Stuntman ist kein staatlich anerkanntes Berufsbild. "Wer will, kann sich nach zwei Tagen Prügelei so nennen", sagt der Schulleiter Manfred Kaufmann. Er selbst ist Schauspieler, an der Schule unterrichtet er auch Erwachsene in Schauspiel und Stunts. Als fachlicher Berater steht noch ein Pyrotechniker bereit, er achtet auf die Sicherheit. Verträge werden mit den Kindern nicht geschlossen. Wer wirklich zum Film will, kommt eben jeden Samstag, so wie Aliza. Sie ist elf Jahre alt, trainiert schon, seit sie neun ist, und auf ihrer schwarzen Bomberjacke steht in roter Schrift "Movie-Kids". "Halt dich fest", "Warte, bis der andere unten ist", "Du darfst da nicht ran" – sie ist unter den zwölf Kindern die inoffizielle Assistentin des Stunttrainers. Andere Mädchen gehen zum Reiten, Aliza stürzt sich aus fahrenden Autos.

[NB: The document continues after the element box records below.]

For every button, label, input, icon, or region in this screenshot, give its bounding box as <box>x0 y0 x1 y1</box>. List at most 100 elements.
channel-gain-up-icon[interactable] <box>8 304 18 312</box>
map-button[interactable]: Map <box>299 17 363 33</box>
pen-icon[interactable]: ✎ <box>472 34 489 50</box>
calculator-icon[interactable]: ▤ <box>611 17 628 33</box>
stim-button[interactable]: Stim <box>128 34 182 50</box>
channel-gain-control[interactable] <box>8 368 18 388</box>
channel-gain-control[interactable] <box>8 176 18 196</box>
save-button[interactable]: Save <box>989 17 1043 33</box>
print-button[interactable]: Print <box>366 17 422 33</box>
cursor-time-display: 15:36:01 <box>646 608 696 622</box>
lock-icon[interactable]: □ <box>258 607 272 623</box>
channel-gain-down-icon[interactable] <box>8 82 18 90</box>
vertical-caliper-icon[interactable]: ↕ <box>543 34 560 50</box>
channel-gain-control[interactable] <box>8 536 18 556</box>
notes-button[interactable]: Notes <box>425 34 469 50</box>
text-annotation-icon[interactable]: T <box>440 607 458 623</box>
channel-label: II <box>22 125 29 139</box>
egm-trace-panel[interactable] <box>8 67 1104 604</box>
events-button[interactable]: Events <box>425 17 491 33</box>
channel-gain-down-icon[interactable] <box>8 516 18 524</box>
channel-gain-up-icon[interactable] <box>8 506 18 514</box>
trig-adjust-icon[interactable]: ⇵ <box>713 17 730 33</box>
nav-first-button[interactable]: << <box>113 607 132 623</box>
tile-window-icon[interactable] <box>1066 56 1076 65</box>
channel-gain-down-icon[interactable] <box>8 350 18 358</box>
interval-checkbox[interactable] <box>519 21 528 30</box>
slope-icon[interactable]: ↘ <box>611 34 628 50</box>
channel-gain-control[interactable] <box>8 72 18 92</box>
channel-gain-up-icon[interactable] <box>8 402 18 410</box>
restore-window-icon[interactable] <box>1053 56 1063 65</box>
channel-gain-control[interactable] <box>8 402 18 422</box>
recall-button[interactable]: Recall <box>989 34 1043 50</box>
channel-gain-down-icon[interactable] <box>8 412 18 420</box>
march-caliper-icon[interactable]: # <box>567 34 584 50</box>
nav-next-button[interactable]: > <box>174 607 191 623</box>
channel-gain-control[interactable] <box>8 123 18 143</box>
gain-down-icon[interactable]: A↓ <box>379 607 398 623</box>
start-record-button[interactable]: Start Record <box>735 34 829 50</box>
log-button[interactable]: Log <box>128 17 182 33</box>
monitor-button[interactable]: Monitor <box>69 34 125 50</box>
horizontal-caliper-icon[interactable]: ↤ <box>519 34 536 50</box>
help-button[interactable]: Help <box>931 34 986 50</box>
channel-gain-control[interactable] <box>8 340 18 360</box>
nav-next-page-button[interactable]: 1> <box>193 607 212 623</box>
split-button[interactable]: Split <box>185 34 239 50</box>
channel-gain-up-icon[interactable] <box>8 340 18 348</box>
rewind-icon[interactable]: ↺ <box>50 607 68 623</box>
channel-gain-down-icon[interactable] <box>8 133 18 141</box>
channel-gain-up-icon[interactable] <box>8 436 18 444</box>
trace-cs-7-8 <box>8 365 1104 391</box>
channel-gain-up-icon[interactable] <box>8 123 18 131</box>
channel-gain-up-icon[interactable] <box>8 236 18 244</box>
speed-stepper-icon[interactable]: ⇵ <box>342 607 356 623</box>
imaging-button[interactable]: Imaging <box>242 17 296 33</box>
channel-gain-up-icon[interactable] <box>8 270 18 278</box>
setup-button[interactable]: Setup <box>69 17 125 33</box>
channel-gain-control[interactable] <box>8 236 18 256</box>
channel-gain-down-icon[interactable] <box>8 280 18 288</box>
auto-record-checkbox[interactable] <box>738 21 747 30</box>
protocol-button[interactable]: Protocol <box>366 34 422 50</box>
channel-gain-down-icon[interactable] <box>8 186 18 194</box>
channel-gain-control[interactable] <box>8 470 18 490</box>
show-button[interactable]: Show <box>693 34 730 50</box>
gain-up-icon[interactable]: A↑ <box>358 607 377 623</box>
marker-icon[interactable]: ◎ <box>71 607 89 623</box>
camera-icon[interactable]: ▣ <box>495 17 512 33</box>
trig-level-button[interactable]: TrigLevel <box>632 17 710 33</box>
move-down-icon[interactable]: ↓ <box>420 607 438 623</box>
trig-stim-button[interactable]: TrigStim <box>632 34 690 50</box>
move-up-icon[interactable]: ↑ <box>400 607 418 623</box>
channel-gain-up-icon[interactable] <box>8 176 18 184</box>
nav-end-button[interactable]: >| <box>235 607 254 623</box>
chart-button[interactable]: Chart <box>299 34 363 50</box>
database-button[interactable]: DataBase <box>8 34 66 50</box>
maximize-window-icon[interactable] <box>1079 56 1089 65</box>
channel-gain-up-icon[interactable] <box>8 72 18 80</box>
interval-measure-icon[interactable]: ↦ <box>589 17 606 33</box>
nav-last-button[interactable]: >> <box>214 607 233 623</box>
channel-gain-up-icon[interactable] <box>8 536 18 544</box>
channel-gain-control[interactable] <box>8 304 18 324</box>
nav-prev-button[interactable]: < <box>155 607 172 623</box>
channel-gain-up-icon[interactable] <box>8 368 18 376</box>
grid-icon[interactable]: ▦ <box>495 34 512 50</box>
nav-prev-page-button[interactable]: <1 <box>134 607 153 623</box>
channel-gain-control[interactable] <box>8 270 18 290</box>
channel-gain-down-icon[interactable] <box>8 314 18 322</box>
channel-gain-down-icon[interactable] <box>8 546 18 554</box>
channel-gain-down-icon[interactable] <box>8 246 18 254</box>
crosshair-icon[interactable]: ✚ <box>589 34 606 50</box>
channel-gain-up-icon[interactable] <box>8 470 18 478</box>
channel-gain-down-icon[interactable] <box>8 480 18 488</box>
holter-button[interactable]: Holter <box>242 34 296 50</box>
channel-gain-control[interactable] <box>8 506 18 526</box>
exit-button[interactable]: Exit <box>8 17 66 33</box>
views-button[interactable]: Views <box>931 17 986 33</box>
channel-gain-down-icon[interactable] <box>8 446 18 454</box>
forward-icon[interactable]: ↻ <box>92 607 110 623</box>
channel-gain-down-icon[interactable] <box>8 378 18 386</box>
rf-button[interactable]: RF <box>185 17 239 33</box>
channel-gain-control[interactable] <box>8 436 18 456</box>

Auch Fiona träumt vom Film, sagt jedenfalls ihr Vater. "Die Kinder aus Harry Potter sind ihr großes Vorbild, nicht, Schätzchen?" Fiona ist sechs Jahre alt, auf ihrer roten Jacke steht "Princess", und sie schaut Aliza nur aus sicherer Entfernung zu. Ob sie hier richtig sind, weiß Fionas Vater noch nicht. "Ich hatte mir das schon glamouröser vorgestellt." Die Hallen der Schule sind kalt und zugig, einige Eltern sitzen auf einem Stapel dreckiger Matratzen und schauen ihren Kindern zu. "Wir haben oft welche, die ihren Nachwuchs um jeden Preis berühmt machen wollen", sagt Kaufmann. "Aber wenn die Kinder das nicht wollen, bringt das alles nichts."

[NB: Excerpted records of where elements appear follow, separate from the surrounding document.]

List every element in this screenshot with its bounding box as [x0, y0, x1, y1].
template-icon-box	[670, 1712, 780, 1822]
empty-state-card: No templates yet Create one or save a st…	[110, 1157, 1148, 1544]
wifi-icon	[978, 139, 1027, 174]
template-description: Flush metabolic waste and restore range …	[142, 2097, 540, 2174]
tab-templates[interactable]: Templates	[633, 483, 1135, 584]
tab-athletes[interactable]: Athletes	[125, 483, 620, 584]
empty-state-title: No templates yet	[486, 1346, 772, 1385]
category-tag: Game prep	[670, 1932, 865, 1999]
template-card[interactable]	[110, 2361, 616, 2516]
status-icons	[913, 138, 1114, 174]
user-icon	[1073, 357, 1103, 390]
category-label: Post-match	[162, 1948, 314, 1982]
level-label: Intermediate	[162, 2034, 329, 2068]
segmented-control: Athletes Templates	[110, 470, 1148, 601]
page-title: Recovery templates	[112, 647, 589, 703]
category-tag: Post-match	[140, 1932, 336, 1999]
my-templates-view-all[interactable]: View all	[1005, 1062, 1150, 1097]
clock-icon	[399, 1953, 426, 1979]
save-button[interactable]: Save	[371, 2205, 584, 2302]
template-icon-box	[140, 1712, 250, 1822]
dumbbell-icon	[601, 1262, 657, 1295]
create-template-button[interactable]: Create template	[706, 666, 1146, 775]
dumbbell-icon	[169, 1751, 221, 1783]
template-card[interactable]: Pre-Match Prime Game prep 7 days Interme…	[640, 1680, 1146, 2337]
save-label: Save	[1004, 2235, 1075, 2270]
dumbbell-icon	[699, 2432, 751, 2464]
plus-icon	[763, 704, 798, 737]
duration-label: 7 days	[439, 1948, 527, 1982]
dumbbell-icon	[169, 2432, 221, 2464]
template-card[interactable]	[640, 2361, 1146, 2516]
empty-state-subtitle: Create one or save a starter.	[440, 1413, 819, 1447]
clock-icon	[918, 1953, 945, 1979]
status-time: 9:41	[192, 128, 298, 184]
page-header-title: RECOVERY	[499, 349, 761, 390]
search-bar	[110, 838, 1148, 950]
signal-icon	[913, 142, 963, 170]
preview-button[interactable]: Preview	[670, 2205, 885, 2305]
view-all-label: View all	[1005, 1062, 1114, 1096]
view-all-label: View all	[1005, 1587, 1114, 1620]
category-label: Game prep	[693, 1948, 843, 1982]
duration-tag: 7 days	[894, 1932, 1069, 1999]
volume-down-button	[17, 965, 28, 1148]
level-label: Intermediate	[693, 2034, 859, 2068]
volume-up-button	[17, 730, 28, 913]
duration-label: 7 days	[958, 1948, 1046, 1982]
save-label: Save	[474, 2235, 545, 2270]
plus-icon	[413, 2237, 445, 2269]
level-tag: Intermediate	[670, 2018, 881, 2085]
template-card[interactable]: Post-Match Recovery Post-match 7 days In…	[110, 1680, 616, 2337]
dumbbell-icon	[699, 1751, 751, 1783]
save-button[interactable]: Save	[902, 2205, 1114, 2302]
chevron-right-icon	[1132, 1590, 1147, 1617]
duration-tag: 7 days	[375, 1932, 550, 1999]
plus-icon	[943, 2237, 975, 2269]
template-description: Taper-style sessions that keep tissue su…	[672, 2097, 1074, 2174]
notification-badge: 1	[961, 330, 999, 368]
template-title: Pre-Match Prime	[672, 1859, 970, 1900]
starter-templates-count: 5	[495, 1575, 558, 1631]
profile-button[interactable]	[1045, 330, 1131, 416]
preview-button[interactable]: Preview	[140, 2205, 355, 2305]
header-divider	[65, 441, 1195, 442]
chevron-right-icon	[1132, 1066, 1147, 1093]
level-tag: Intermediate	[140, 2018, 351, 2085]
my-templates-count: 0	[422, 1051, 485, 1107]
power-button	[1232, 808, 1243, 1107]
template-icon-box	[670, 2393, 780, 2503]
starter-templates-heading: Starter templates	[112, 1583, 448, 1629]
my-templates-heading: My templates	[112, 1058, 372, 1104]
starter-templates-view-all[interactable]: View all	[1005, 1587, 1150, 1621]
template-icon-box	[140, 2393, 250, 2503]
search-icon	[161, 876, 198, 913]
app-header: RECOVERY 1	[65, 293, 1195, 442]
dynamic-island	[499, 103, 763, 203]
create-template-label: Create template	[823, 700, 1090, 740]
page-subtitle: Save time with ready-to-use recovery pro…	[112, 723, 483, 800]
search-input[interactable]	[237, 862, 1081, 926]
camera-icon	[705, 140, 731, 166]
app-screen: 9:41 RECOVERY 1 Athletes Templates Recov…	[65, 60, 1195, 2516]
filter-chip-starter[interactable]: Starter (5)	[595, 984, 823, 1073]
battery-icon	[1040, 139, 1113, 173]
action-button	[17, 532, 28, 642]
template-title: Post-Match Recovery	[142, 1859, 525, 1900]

Prügelszenen für Fortgeschrittene

Während Aliza schon mit den Fortgeschrittenen Prügelszenen ausarbeitet und Fiona sich weiter hinter den Beinen ihres Vaters versteckt, hocken Julian und seine Kameraden auf dem Betonfußboden im Kreis. Trainer Dennis Öhmez, 21 Jahre alt und Stuntman in Ausbildung, steht in grünem T-Shirt und Jeans vor ihnen und erklärt in aller Ruhe die Regeln: "Wer nicht zuhört, darf auch nicht prügeln." – "Wir schlagen nicht wirklich, wir tun nur so, als ob." – "Der andere muss immer wissen, wohin ihr schlagen wollt."